July 11 (Bloomberg) -- Russia agreed to write off 90 percent, or almost $32 billion, of Cuba’s Soviet-era debt as President Vladimir Putin visited the Caribbean island to broker energy deals and renew ties with Raul and Fidel Castro.
Russia’s Rosneft OAO, Inter RAO and RusHydro all signed accords with Cuban counterparts at a ceremony in Havana today. The Inter RAO deal on four energy generation units with Cuba’s Union Electrica is valued at 1.2 billion euros ($1.6 billion), Putin said. The accords came after Putin signed a law waiving 90 percent of Cuba’s Soviet-era debt. The accord was passed by Russia’s lower house on July 4 and approved by the upper chamber two days ago.
“We are proud of our rich experience in bilateral cooperation,” Putin said alongside President Raul Castro at the Palace of the Revolution in Havana. Earlier, Putin discussed global events with Fidel Castro for about an hour.
With Russia mired in a standoff over Ukraine, Putin is kicking off a six-day tour of Latin America by offering joint ventures and throwing a lifeline to former Cold War ally Cuba, where economic growth has ground to a halt. In March, Cuba became one of 11 countries in the 193-member United Nations General Assembly to reject a U.S.-backed resolution declaring invalid Crimea’s referendum to secede from Ukraine.
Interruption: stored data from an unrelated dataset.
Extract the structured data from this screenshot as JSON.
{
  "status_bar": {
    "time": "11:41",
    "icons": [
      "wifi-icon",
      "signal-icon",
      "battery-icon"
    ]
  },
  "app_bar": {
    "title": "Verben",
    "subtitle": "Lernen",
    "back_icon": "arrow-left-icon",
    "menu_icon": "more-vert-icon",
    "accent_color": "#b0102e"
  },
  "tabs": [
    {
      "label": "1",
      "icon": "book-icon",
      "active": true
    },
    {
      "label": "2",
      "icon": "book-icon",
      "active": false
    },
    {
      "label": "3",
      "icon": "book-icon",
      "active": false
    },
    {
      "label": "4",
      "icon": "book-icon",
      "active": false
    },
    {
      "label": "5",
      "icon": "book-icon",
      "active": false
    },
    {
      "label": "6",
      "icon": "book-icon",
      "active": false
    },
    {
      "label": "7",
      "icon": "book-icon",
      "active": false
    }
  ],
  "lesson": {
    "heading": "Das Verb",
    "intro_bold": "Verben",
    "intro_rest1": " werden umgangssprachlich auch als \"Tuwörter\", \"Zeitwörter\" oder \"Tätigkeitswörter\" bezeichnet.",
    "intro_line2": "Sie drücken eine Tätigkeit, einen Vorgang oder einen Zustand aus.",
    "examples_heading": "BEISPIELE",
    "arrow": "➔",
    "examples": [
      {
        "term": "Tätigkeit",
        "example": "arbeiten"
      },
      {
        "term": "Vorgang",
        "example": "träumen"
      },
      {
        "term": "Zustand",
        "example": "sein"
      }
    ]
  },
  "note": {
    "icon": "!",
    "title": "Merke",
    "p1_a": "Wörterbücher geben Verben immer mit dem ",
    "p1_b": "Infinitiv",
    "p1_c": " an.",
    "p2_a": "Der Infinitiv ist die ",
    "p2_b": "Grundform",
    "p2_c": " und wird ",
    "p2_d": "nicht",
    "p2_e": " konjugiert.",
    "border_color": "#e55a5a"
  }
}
“Cuba is one of Russia’s leading partners in the region” with which “we closely coordinate our foreign policy,” Putin said in an interview with Itar-Tass and Prensa Latina yesterday. While “our bilateral trade has slowed somewhat since the 1990s,” Russia is “ready to make up this lost ground.”
Russia has been accused by Ukraine of stoking a three-month rebellion by pro-Moscow rebels in the east of the country after its annexation of Crimea in March. Fellow ex-Soviet republics Ukraine, Moldova and Georgia signed association agreements with the European Union last month, choosing closer ties with the 28-nation bloc in the face of possible economic measures from Russia.
Putin, who will also visit Argentina and Brazil in the coming days, is making the second high-profile visit by a Russian official after Prime Minister Dmitry Medvedev was in Cuba last year.
Having outlasted 10 U.S. presidents so far, the Castros are approaching their 90s. Raul Castro, 83, has vowed to step down after his term ends in 2018, while 87-year-old Fidel is seldom seen in public anymore.
Raul Castro has worked to diversify Cuba’s economy as its ally and benefactor Venezuela struggles with a faltering economy and anti-government protests. Cuba received about 90,000 barrels a day of subsidized oil from Venezuela in 2013, according to state-owned oil company Petroleos de Venezuela SA.
Under the terms of its agreement with Russia, Cuba will pay back the $3.5 billion remainder of its debt during a 10-year period, transferring money to a special account opened by Russian state development lender Vnesheconombank, known as VEB, at the National Bank of Cuba. VEB plans to use the funds for projects in Cuba.
Two years ago, Russia struck a similar agreement with North Korea, writing off 90 percent of its $11 billion debt that dated back to the Soviet period. The remaining 10 percent will be settled via joint projects in health care, education and energy, according to the Russian Finance Ministry.
Russia is the latest suitor drawn to Cuba. Brazilian construction company Odebrecht SA is upgrading the port at Mariel, China’s Xinjiang Goldwind Science & Technology Co. is building 34 wind turbines for the government and the European Union is in talks over a political accord with the Castro government.
Putin today said Russia plans to install a ground station for its GLONASS satellite navigation system in Cuba, which is about 90 miles (145 kilometers) south of Florida.
A senior military official in Moscow said two years ago that Russia was in talks to set up resupply bases in Cuba after undertaking its biggest military overhaul since the Soviet era.
Under the deal that ended the 1962 Cuban crisis, the Soviet Union withdrew its missiles on the island and pledged not to station offensive weapons. Russian military cooperation with Cuba ended in 2002 after Russia closed its radar base at Lourdes, Russia’s only intelligence-gathering center in the Western Hemisphere, which had been operating since the 1960s.